* Juiceman <juiceman69 at gmail.com> [2008-03-26 20:56:46]:

> On Tue, Mar 25, 2008 at 4:36 PM, Matthew Toseland
> <toad at amphibian.dyndns.org> wrote:
> > Okay, having investigated this, I'm fairly confident of the current theory:
> >  - If a copy of Firefox is already running with the default profile, and we
> >  launch a copy with our profile (-no-remote -P <profile name>), everything
> >  works fine (as long as our copy exits before the default one does).
> >  - The default Firefox obviously doesn't have the -no-remote command line
> >  option. We do.
> >  - If the default profile is NOT running when we load our copy of firefox 
> > with
> >  our custom profile, when the link to firefox is clicked on, it coalesces 
> > with
> >  our copy and opens a new window using our profile and not the default
> >  profile. Therefore, it appears that the user's firefox has been damaged and
> >  we've deleted all their bookmarks etc etc.
> >
> >  You can replicate this easily enough: create a custom theme (e.g. by
> >  installing freenet), exit all copies of firefox, launch one
> >  with "firefox -no-remote -P <profile name>", then launch a second copy with
> >  just "firefox". The second will assume it is supposed to be an extra window
> >  for the first, and will use the custom profile, not the default profile. If
> >  however you exit the custom profile first, the second instance will use the
> >  default profile.
> >
> >  As far as I can see, we have three options:
> >  1. Don't ship a custom firefox theme. Ask users to tweak their firefox 
> > theme
> >  for better freenet performance, knowing full well that it is a security 
> > risk
> >  and a waste of bandwidth when accessing the regular web. Anyway, nobody 
> > will
> >  even if we DO ask them to: people are lazy, and it involves somewhat arcane
> >  config setting.
> >  2. Ship a copy of Portable Firefox (~ 6MB), or some other self contained
> >  browser. Find some way to auto-update it.
> >  3. Give up and hope people will realise that opening 10 freesites in 
> > separate
> >  tabs and then trying to get to the stats page isn't a good idea. No, they
> >  won't realise this, they'll assume Freenet is broken - our own regular 
> > users
> >  do this on the IRC channel.
> >
> >  Anyone got any better ideas?
> >
> 
> I think we are making an overly complex solution to a minor problem.
> 
> Other than the theme issue, why not just recommend the addon FasterFox
> https://addons.mozilla.org/en-US/firefox/addon/1269
> Quite a few people run it so it really doesn't identify Freenet users.
>  Recommend the "Optimized" profile which stays within RFC specs.
> Maybe offer to install it for them during the Freenet install?

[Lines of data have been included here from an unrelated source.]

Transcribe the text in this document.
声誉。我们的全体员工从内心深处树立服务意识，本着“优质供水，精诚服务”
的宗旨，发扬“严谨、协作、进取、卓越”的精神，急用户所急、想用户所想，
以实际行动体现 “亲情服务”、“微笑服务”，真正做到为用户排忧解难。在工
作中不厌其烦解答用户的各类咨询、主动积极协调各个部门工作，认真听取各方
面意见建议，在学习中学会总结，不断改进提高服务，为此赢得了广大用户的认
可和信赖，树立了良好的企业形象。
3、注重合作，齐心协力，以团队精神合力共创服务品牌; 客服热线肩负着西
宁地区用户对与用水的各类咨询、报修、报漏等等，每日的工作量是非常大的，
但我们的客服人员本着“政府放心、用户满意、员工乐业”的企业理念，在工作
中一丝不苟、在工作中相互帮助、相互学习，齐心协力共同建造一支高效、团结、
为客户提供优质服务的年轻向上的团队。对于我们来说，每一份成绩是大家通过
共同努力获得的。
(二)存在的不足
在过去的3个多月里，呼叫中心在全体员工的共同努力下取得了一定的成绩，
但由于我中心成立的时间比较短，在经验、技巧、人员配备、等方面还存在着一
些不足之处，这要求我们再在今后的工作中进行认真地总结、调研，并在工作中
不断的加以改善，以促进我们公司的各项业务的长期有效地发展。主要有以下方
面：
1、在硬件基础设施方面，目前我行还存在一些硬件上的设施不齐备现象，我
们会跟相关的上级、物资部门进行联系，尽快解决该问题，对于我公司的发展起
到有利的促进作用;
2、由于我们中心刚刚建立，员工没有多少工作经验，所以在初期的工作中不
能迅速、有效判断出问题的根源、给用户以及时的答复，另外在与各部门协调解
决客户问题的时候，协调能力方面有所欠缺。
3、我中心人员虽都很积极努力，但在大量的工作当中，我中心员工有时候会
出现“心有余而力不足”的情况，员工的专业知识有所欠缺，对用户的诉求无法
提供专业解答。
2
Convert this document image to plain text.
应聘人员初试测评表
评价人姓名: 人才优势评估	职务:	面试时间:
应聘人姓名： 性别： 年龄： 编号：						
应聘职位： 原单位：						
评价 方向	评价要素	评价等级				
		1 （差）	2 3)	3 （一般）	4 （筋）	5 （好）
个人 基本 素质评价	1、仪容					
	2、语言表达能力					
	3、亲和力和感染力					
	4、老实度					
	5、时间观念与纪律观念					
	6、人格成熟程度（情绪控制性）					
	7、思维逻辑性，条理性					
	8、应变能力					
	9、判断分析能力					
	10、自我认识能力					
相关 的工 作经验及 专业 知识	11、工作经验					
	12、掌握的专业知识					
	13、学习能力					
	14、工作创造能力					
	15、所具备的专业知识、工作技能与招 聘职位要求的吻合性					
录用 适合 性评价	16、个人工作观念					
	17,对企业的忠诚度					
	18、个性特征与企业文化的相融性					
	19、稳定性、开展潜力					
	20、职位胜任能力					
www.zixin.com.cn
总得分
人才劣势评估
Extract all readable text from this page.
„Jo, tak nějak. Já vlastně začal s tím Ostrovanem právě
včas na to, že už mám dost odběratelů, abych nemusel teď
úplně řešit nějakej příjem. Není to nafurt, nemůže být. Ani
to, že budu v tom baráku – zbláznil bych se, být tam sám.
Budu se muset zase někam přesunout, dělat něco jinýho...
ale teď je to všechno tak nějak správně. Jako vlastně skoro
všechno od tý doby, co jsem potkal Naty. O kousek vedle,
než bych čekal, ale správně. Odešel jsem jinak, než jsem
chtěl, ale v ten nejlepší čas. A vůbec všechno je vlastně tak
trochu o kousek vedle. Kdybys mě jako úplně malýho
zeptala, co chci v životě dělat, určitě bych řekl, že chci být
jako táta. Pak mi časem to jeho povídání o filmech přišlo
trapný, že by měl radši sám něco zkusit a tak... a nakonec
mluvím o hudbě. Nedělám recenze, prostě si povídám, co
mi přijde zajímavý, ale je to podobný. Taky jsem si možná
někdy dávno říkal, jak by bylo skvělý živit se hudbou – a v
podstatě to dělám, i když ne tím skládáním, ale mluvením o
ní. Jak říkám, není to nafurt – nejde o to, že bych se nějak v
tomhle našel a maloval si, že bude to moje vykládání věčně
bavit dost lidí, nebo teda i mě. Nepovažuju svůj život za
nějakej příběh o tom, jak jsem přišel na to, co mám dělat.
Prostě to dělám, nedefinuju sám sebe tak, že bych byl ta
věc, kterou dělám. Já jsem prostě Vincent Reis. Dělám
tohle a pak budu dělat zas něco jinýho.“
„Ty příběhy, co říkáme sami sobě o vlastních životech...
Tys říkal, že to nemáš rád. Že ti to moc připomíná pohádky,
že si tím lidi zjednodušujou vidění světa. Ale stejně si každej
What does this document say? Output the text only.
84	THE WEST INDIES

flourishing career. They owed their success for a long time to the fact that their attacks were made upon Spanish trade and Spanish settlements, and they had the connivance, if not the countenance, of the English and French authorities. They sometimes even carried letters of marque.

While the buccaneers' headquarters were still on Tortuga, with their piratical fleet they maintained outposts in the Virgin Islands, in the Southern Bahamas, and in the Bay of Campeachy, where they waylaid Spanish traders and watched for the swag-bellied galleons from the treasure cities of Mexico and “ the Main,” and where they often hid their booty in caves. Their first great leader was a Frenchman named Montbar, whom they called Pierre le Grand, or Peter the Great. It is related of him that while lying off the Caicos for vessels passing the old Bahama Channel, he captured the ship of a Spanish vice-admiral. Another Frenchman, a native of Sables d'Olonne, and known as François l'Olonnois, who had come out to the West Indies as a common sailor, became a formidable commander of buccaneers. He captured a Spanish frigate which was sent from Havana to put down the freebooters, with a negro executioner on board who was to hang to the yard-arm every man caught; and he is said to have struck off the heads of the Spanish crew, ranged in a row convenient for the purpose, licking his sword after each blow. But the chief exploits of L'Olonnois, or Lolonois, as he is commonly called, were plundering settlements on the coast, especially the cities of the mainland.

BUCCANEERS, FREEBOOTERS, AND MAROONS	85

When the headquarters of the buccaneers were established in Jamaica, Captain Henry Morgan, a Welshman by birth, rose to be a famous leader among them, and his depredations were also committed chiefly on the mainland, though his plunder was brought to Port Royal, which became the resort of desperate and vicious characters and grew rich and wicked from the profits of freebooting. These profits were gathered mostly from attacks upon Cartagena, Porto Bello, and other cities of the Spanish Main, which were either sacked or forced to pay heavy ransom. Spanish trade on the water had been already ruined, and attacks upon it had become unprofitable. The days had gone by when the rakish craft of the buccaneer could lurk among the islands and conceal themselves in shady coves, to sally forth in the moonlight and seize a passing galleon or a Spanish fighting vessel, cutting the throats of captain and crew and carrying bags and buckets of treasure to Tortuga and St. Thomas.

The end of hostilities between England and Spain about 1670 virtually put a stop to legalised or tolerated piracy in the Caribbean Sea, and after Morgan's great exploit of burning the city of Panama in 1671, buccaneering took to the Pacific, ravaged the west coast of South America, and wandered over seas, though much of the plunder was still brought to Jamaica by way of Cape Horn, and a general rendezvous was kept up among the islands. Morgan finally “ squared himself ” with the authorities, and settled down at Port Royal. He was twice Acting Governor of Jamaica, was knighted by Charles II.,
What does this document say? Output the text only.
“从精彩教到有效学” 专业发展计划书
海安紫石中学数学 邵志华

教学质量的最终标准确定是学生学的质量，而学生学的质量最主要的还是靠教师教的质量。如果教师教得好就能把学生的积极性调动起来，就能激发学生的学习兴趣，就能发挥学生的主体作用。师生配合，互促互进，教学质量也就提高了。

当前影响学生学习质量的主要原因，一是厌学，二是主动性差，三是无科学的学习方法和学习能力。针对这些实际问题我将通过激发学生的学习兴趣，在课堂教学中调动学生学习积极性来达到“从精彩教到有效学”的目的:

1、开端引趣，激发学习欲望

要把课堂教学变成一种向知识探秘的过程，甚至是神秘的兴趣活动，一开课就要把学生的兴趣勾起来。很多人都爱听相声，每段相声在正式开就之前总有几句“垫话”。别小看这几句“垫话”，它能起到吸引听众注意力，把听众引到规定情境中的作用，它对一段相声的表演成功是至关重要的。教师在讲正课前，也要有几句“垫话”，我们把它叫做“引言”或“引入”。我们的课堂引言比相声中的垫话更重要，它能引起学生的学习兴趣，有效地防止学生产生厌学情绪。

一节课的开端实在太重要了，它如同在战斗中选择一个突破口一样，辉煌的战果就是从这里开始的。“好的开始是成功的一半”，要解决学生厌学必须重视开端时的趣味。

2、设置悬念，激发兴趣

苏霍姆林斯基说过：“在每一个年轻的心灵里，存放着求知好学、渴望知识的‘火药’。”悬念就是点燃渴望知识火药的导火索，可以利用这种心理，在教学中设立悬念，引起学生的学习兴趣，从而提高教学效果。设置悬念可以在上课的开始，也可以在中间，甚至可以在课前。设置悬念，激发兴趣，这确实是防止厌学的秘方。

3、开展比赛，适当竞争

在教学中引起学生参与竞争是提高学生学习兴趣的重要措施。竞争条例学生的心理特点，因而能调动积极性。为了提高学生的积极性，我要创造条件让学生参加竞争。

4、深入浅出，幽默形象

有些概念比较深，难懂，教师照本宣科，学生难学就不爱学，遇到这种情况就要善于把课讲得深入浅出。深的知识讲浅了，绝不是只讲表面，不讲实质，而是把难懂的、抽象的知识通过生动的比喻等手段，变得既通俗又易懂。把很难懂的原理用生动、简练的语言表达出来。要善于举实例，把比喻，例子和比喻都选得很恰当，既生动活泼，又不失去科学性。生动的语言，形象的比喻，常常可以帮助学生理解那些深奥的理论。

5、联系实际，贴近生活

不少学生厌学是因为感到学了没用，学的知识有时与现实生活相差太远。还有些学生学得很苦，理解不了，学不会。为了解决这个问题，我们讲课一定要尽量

Those are the settings it sets:

// HTTP Connection Prefs
pref("network.http.max-connections", 48);
pref("network.http.max-connections-per-server", 24);
pref("network.http.max-persistent-connections-per-server", 8);
pref("network.http.max-persistent-connections-per-proxy", 16);
//pref("network.ftp.idleConnectionTimeout", 60);
//pref("network.http.keep-alive.timeout", 30);

// HTTP Pipelining Prefs
pref("network.http.pipelining", true);
pref("network.http.pipelining.firstrequest", true);
pref("network.http.proxy.pipelining", true);
pref("network.http.pipelining.maxrequests", 8);

Meaning that it enables pipelining (which we don't want) and that at
most we will have 8 simultaneous requests. It's not as bad as the
default configuration but it's not way better either.